Miguel Correia apontou para o leito marinho. Olhei fixamente e abanei a cabeça. Ele espetou um dedo enluvado no sítio. Nadei para me aproximar e olhei ainda mais fixamente. Areia. Algas. Rochas. Uma espiral de excrementos de pepino-do-mar. Expirei um enxame de bolhas de frustração.

E então, de repente, ali estava ele, escondido entre as algas para onde eu estivera a olhar: um cavalo-marinho da espécie Hippocampus guttulatus, com 76 milímetros de altura, amarelo-acinzentado, com algumas sardas escuras e uma “cabeleira” de filamentos de pele. Mais tarde, nesse mesmo mergulho, consegui ver (igualmente com ajuda) o seu “primo” Hippocampus hippocampus, o outro cavalo-marinho autóctone da Ria Formosa.

Todos os continentes, excepto a Antárctida, têm espécies destes peixes míticos nas suas águas costeiras. A nível mundial, os cientistas reconhecem 46 espécies, a mais pequena com 1,27cm e a maior com 3$,$6cm. E é provável que esse número aumente: foram identificadas quatro novas espécies só na última década.

Uma amostra das 46 espécies de cavalos-marinhos identificadas no mundo revela a diversidade de tamanhos, cores, coroas, barbatanas e apêndices cutâneos.
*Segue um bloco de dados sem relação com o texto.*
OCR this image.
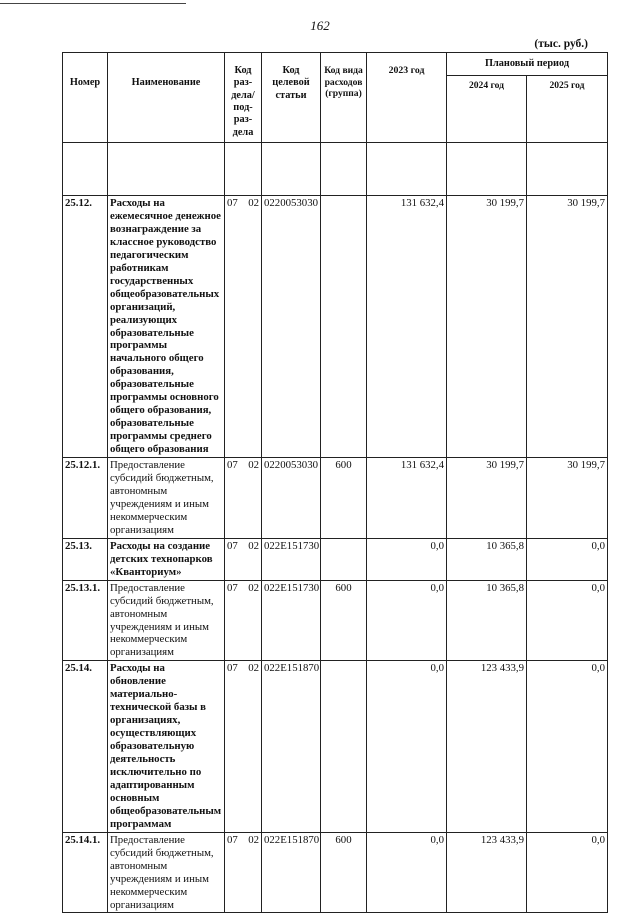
162
(тыс. руб.)
Номер	Наименование	Код раз-дела/ под-раз-дела	Код целевой статьи	Код вида расходов (группа)	2023 год	Плановый период	
						2024 год	2025 год

25.12.	Расходы на ежемесячное денежное вознаграждение за классное руководство педагогическим работникам государственных общеобразовательных организаций, реализующих образовательные программы начального общего образования, образовательные программы основного общего образования, образовательные программы среднего общего образования	07 02	0220053030		131 632,4	30 199,7	30 199,7
25.12.1.	Предоставление субсидий бюджетным, автономным учреждениям и иным некоммерческим организациям	07 02	0220053030	600	131 632,4	30 199,7	30 199,7
25.13.	Расходы на создание детских технопарков «Кванториум»	07 02	022E151730		0,0	10 365,8	0,0
25.13.1.	Предоставление субсидий бюджетным, автономным учреждениям и иным некоммерческим организациям	07 02	022E151730	600	0,0	10 365,8	0,0
25.14.	Расходы на обновление материально-технической базы в организациях, осуществляющих образовательную деятельность исключительно по адаптированным основным общеобразовательным программам	07 02	022E151870		0,0	123 433,9	0,0
25.14.1.	Предоставление субсидий бюджетным, автономным учреждениям и иным некоммерческим организациям	07 02	022E151870	600	0,0	123 433,9	0,0
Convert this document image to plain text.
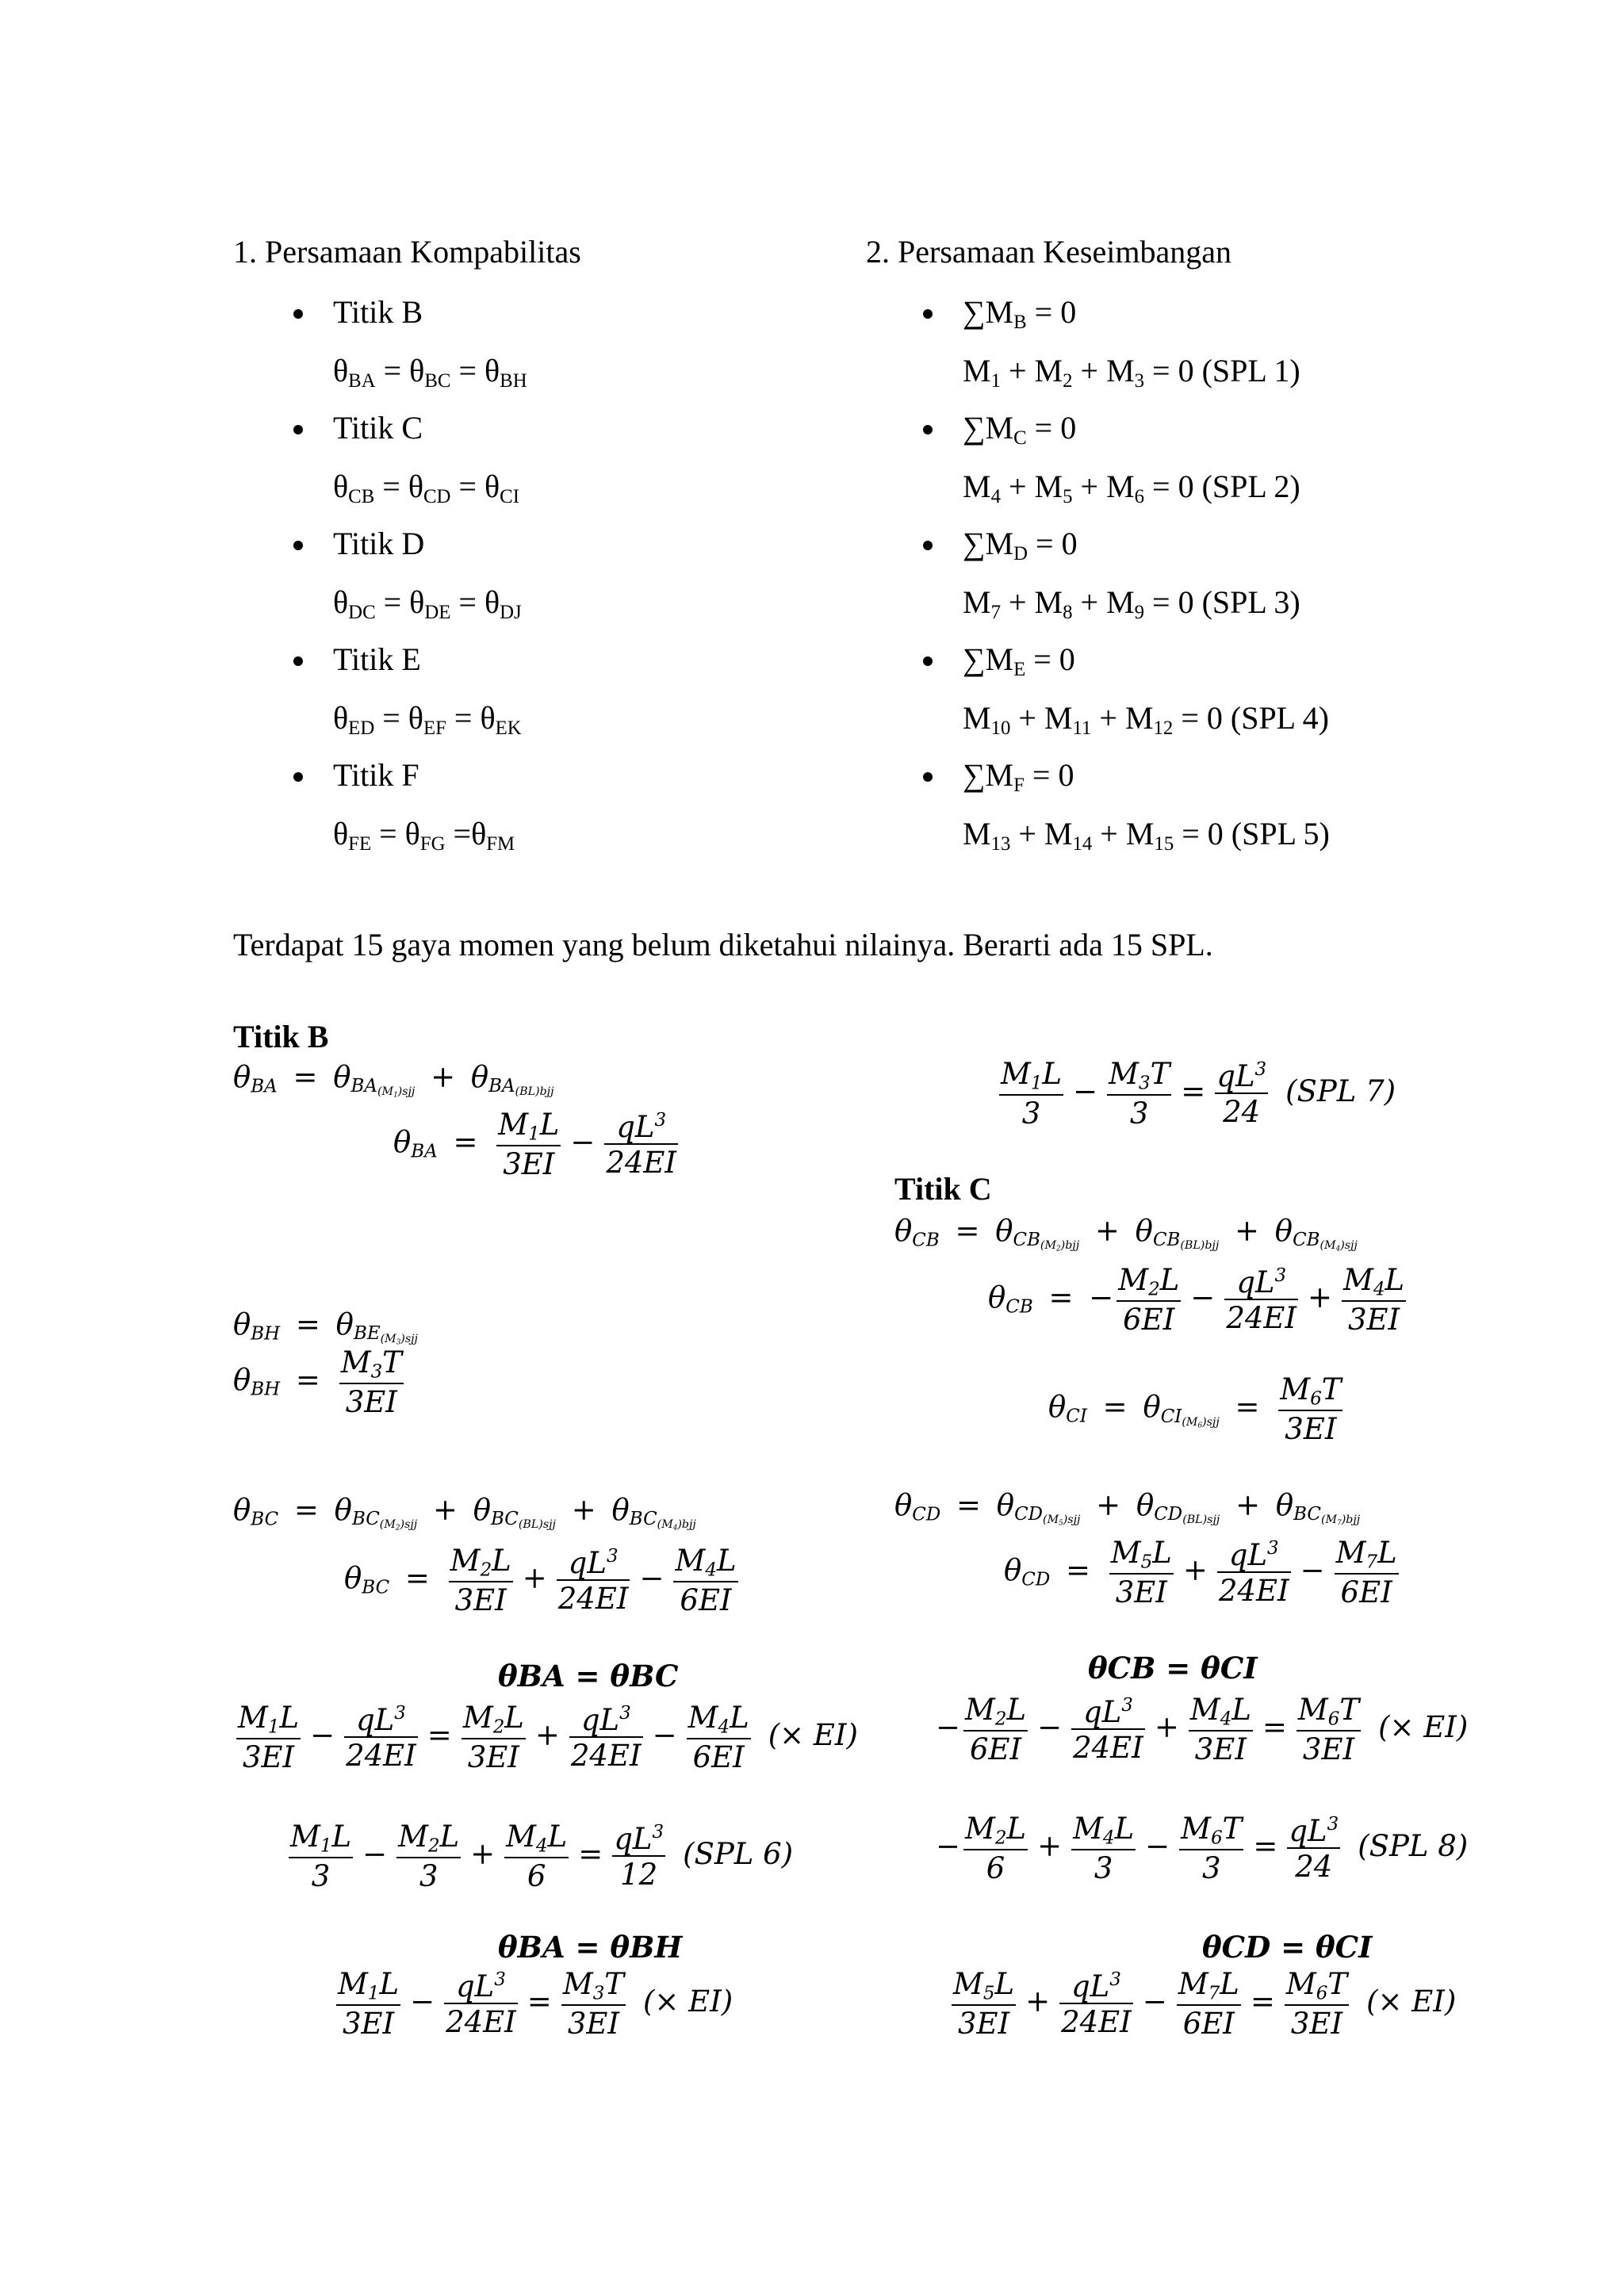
1. Persamaan Kompabilitas
Titik B
$\theta_{BA} = \theta_{BC} = \theta_{BH}$
Titik C
$\theta_{CB} = \theta_{CD} = \theta_{CI}$
Titik D
$\theta_{DC} = \theta_{DE} = \theta_{DJ}$
Titik E
$\theta_{ED} = \theta_{EF} = \theta_{EK}$
Titik F
$\theta_{FE} = \theta_{FG} =\theta_{FM}$
2. Persamaan Keseimbangan
$\sum M_B = 0$
$M_1 + M_2 + M_3 = 0$ (SPL 1)
$\sum M_C = 0$
$M_4 + M_5 + M_6 = 0$ (SPL 2)
$\sum M_D = 0$
$M_7 + M_8 + M_9 = 0$ (SPL 3)
$\sum M_E = 0$
$M_{10} + M_{11} + M_{12} = 0$ (SPL 4)
$\sum M_F = 0$
$M_{13} + M_{14} + M_{15} = 0$ (SPL 5)
Terdapat 15 gaya momen yang belum diketahui nilainya. Berarti ada 15 SPL.
Titik B
$\theta_{BA} = \theta_{BA_{(M_1)sjj}} + \theta_{BA_{(BL)bjj}}$
$\theta_{BA} = \frac{M_1L}{3EI} - \frac{qL^3}{24EI}$
$\theta_{BH} = \theta_{BE_{(M_3)sjj}}$
$\theta_{BH} = \frac{M_3T}{3EI}$
$\theta_{BC} = \theta_{BC_{(M_2)sjj}} + \theta_{BC_{(BL)sjj}} + \theta_{BC_{(M_4)bjj}}$
$\theta_{BC} = \frac{M_2L}{3EI} + \frac{qL^3}{24EI} - \frac{M_4L}{6EI}$
θBA = θBC
$\frac{M_1L}{3EI} - \frac{qL^3}{24EI} = \frac{M_2L}{3EI} + \frac{qL^3}{24EI} - \frac{M_4L}{6EI}$ (× EI)
$\frac{M_1L}{3} - \frac{M_2L}{3} + \frac{M_4L}{6} = \frac{qL^3}{12} (SPL$ 6)
θBA = θBH
$\frac{M_1L}{3EI} - \frac{qL^3}{24EI} = \frac{M_3T}{3EI}$ (× EI)
$\frac{M_1L}{3} - \frac{M_3T}{3} = \frac{qL^3}{24} (SPL$ 7)
Titik C
$\theta_{CB} = \theta_{CB_{(M_2)bjj}} + \theta_{CB_{(BL)bjj}} + \theta_{CB_{(M_4)sjj}}$
$\theta_{CB}$ = − $\frac{M_2L}{6EI} - \frac{qL^3}{24EI} + \frac{M_4L}{3EI}$
$\theta_{CI} = \theta_{CI_{(M_6)sjj}} = \frac{M_6T}{3EI}$
$\theta_{CD} = \theta_{CD_{(M_5)sjj}} + \theta_{CD_{(BL)sjj}} + \theta_{BC_{(M_7)bjj}}$
$\theta_{CD} = \frac{M_5L}{3EI} + \frac{qL^3}{24EI} - \frac{M_7L}{6EI}$
θCB = θCI
− $\frac{M_2L}{6EI} - \frac{qL^3}{24EI} + \frac{M_4L}{3EI} = \frac{M_6T}{3EI}$ (× EI)
− $\frac{M_2L}{6} + \frac{M_4L}{3} - \frac{M_6T}{3} = \frac{qL^3}{24} (SPL$ 8)
θCD = θCI
$\frac{M_5L}{3EI} + \frac{qL^3}{24EI} - \frac{M_7L}{6EI} = \frac{M_6T}{3EI}$ (× EI)
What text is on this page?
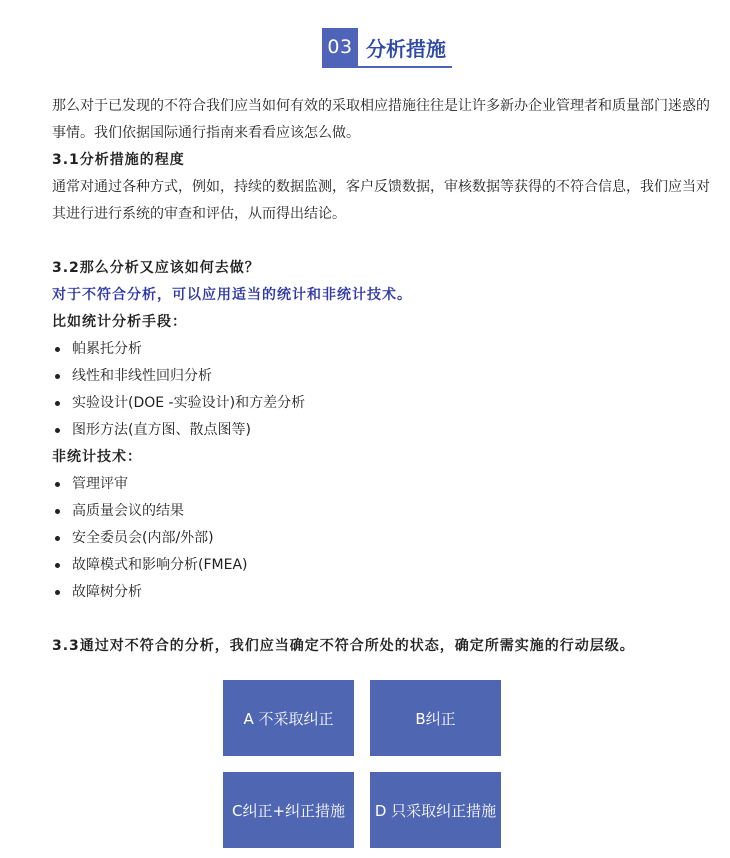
03 分析措施

那么对于已发现的不符合我们应当如何有效的采取相应措施往往是让许多新办企业管理者和质量部门迷惑的事情。我们依据国际通行指南来看看应该怎么做。

3.1分析措施的程度

通常对通过各种方式，例如，持续的数据监测，客户反馈数据，审核数据等获得的不符合信息，我们应当对其进行进行系统的审查和评估，从而得出结论。

3.2那么分析又应该如何去做？

对于不符合分析，可以应用适当的统计和非统计技术。

比如统计分析手段：

帕累托分析

线性和非线性回归分析

实验设计(DOE -实验设计)和方差分析

图形方法(直方图、散点图等)

非统计技术：

管理评审

高质量会议的结果

安全委员会(内部/外部)

故障模式和影响分析(FMEA)

故障树分析

3.3通过对不符合的分析，我们应当确定不符合所处的状态，确定所需实施的行动层级。

A 不采取纠正	B纠正
C纠正+纠正措施	D 只采取纠正措施
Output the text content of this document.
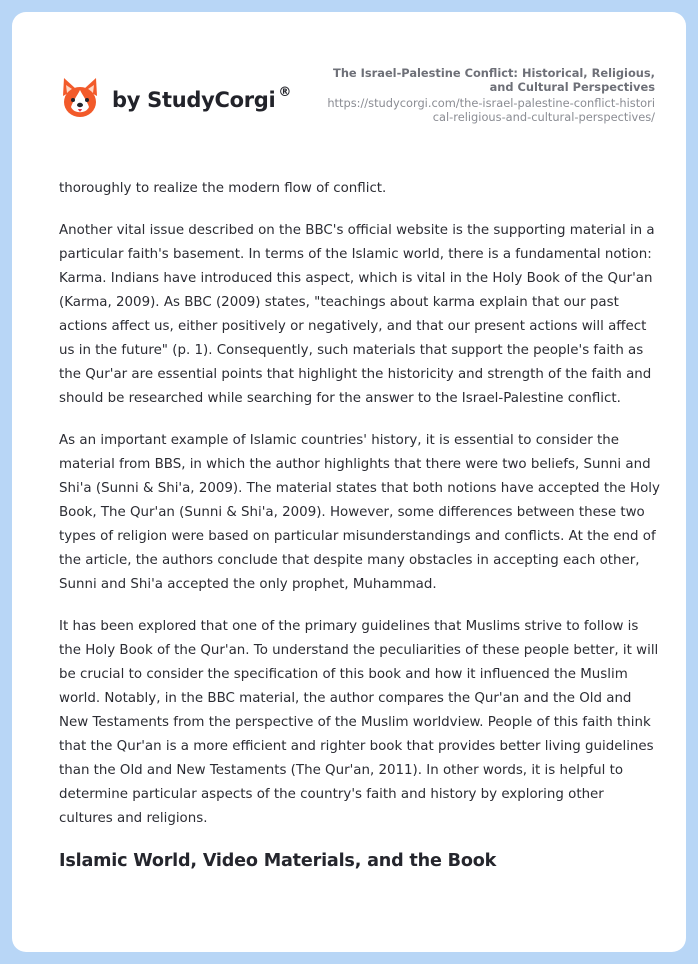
by StudyCorgi ®
The Israel-Palestine Conflict: Historical, Religious, and Cultural Perspectives
https://studycorgi.com/the-israel-palestine-conflict-historical-religious-and-cultural-perspectives/

thoroughly to realize the modern flow of conflict.

Another vital issue described on the BBC's official website is the supporting material in a particular faith's basement. In terms of the Islamic world, there is a fundamental notion: Karma. Indians have introduced this aspect, which is vital in the Holy Book of the Qur'an (Karma, 2009). As BBC (2009) states, "teachings about karma explain that our past actions affect us, either positively or negatively, and that our present actions will affect us in the future" (p. 1). Consequently, such materials that support the people's faith as the Qur'ar are essential points that highlight the historicity and strength of the faith and should be researched while searching for the answer to the Israel-Palestine conflict.

As an important example of Islamic countries' history, it is essential to consider the material from BBS, in which the author highlights that there were two beliefs, Sunni and Shi'a (Sunni & Shi'a, 2009). The material states that both notions have accepted the Holy Book, The Qur'an (Sunni & Shi'a, 2009). However, some differences between these two types of religion were based on particular misunderstandings and conflicts. At the end of the article, the authors conclude that despite many obstacles in accepting each other, Sunni and Shi'a accepted the only prophet, Muhammad.

It has been explored that one of the primary guidelines that Muslims strive to follow is the Holy Book of the Qur'an. To understand the peculiarities of these people better, it will be crucial to consider the specification of this book and how it influenced the Muslim world. Notably, in the BBC material, the author compares the Qur'an and the Old and New Testaments from the perspective of the Muslim worldview. People of this faith think that the Qur'an is a more efficient and righter book that provides better living guidelines than the Old and New Testaments (The Qur'an, 2011). In other words, it is helpful to determine particular aspects of the country's faith and history by exploring other cultures and religions.

Islamic World, Video Materials, and the Book
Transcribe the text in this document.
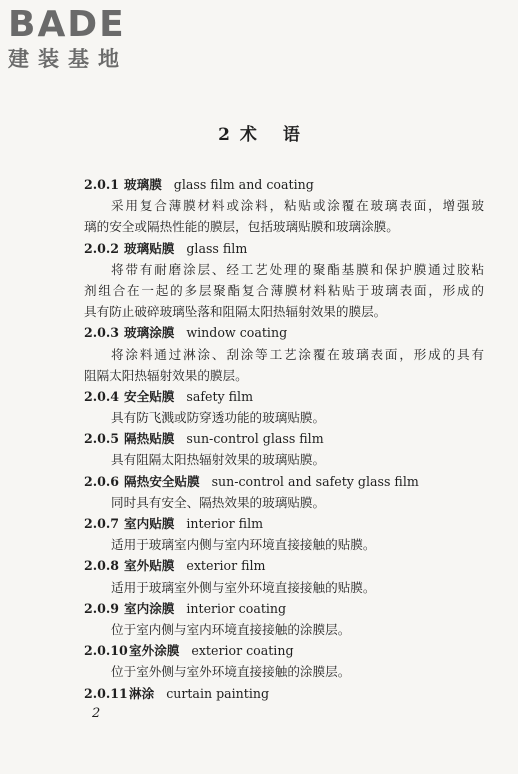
BADE
建装基地
2 术 语
2.0.1 玻璃膜 glass film and coating
采用复合薄膜材料或涂料，粘贴或涂覆在玻璃表面，增强玻
璃的安全或隔热性能的膜层，包括玻璃贴膜和玻璃涂膜。
2.0.2 玻璃贴膜 glass film
将带有耐磨涂层、经工艺处理的聚酯基膜和保护膜通过胶粘
剂组合在一起的多层聚酯复合薄膜材料粘贴于玻璃表面，形成的
具有防止破碎玻璃坠落和阻隔太阳热辐射效果的膜层。
2.0.3 玻璃涂膜 window coating
将涂料通过淋涂、刮涂等工艺涂覆在玻璃表面，形成的具有
阻隔太阳热辐射效果的膜层。
2.0.4 安全贴膜 safety film
具有防飞溅或防穿透功能的玻璃贴膜。
2.0.5 隔热贴膜 sun-control glass film
具有阻隔太阳热辐射效果的玻璃贴膜。
2.0.6 隔热安全贴膜 sun-control and safety glass film
同时具有安全、隔热效果的玻璃贴膜。
2.0.7 室内贴膜 interior film
适用于玻璃室内侧与室内环境直接接触的贴膜。
2.0.8 室外贴膜 exterior film
适用于玻璃室外侧与室外环境直接接触的贴膜。
2.0.9 室内涂膜 interior coating
位于室内侧与室内环境直接接触的涂膜层。
2.0.10室外涂膜 exterior coating
位于室外侧与室外环境直接接触的涂膜层。
2.0.11淋涂 curtain painting
2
Não foi assim há tanto tempo que a Ria Formosa, no Algarve, serviu de lar a cerca de dois milhões de cavalos-marinhos, diz Miguel Correia, biólogo do Centro de Ciências do Mar da Universidade do Algarve. Ele e os colegas criam e estudam os animais em pequenas instalações à beira-mar e têm visto as populações destas duas espécies diminuir de forma dramática. “Perdemos até 90% em menos de 20 anos”, afirma.

Aparentemente, este declínio é generalizado, em parte porque os cavalos-marinhos vivem nos habitats marinhos mais maltratados do mundo – incluindo estuários, mangais, pradarias marinhas e recifes de coral. Na Ria Formosa, a actividade humana (desde a captura de amêijoas à pesca de arrasto ilegal) enterra ou arranca os leitos de algas marinhas que formam o ambiente preferido dos cavalos-marinhos.

O cavalo-marinho pertencem ao género Hippocampus, do grego antigo para “cavalo” e “monstro marinho".

O maior flagelo global é a pesca não regulamentada, que alimenta um tráfico alargado de cavalos-marinhos secos. Arrancados do leito marinho como captura acessória, são vendidos em todo o mundo para tratamentos de medicina tradicional chinesa e como bugigangas. Um número muito inferior é vendido vivo para o comércio de aquários, sobretudo a clientes norte-americanos.

Cavalos-marinhos

Um cavalo-marinho-de-barriga exibe uma coroa de filamentos tão singular como uma impressão digital.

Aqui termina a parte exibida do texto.